Victoria Hinther enrolled in speech-language-pathology studies because she wanted to help people. BSAP offered her a focus for her passion.
“I’ve fallen in love with working with aphasia,” she says. “Everyone is different, and I think it’s really cool to figure out what they each need to be successful in communication.”
Hinther just started graduate school this fall, but she was able to get a jumpstart by working under Off’s mentorship in the BSAP lab as an undergraduate researcher earlier this spring. During the summer session, she accompanied BSAP participants to the Museum of Mountain Flying and the Boone and Crockett Club. These experiences gave her a chance to learn how to sharpen her skills as a clinician. Most of all, she learned it was important to gain her clients’ respect.

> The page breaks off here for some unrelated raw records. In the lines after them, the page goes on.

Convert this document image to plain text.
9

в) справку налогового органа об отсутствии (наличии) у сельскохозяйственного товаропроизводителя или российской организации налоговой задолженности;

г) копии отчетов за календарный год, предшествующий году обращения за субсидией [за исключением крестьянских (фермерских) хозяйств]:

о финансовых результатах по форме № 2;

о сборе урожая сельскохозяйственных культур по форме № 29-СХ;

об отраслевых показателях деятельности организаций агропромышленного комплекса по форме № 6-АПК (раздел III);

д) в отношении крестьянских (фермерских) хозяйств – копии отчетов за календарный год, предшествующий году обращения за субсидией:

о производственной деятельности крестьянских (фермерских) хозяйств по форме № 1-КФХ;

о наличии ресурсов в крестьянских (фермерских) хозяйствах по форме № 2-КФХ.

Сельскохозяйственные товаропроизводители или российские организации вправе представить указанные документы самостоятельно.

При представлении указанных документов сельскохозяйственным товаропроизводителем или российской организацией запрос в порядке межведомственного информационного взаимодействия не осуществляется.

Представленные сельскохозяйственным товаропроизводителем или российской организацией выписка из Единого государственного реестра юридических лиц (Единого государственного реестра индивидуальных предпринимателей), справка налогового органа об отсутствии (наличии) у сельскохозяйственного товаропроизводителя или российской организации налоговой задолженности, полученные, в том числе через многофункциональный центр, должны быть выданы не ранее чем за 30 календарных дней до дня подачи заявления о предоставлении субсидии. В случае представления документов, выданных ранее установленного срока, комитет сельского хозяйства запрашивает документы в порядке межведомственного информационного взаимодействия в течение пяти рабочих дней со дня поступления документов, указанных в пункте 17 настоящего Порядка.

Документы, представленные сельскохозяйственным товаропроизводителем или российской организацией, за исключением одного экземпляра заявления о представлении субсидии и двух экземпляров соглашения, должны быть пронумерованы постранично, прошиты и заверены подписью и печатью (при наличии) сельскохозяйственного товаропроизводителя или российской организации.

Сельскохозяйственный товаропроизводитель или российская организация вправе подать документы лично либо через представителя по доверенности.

“When we first start [the program], we do some assessments to see where their skills are,” she says. “But it’s more than that. Somebody who hasn’t been able to express who they are in a really long time – I like to help find that person again.”
Graduate students also make the program financially viable. Most people living with aphasia end up running out of insurance coverage, which often makes private practice options cost-prohibitive. BSAP costs about $2,100 for five weeks of therapy (48 hours, in all) and $2,500 for the summer intensive, while other programs across the country can range up to $40,000 for five weeks.
The quality of care doesn’t suffer because of low costs, either: Graduate students usually outnumber clients, which means clients get one-on-one attention. In addition, students are required to stay abreast of the latest research to provide evidence for the treatment approaches they use during BSAP.
“There is no clinician burnout,” Off says. “Every semester we have new students, so every semester we have a fresh set of eyes, a new approach and new enthusiasm and creativity.”
Last fall, the graduate students and directors began collecting data from the BSAP programs.
“We are tracking patient outcomes based on speech pathology tests,” Off says. “The outcomes focus on whether or not the patient’s language is getting better and whether or not the patient’s psychosocial well-being is improving. We are hopeful that the BSAP program will also help them to better cope with living with aphasia. We also track graduate student clinician outcomes to evaluate how the intensive model influences student learning. No other clinical researchers are currently examining clinician outcomes in this setting.”
At the heart of BSAP’s philosophy is neuro-plasticity – the idea that the brain is capable of remarkable change. If a person with aphasia isn’t making progress, you don’t stop trying – you change your approach. When Kristi Jacobsen first arrived with Jake, this was one of her biggest revelations. It was the hope she was looking for.
“Jake and I can have a conversation now,” she says. “Are there gaps? Absolutely. But BSAP has given me techniques for when we hit a block. He has made huge, huge improvements. I’m sorry that we are in this situation, but I am so grateful that Jake can participate in this. He wouldn’t be where he is today if it weren’t for this program.”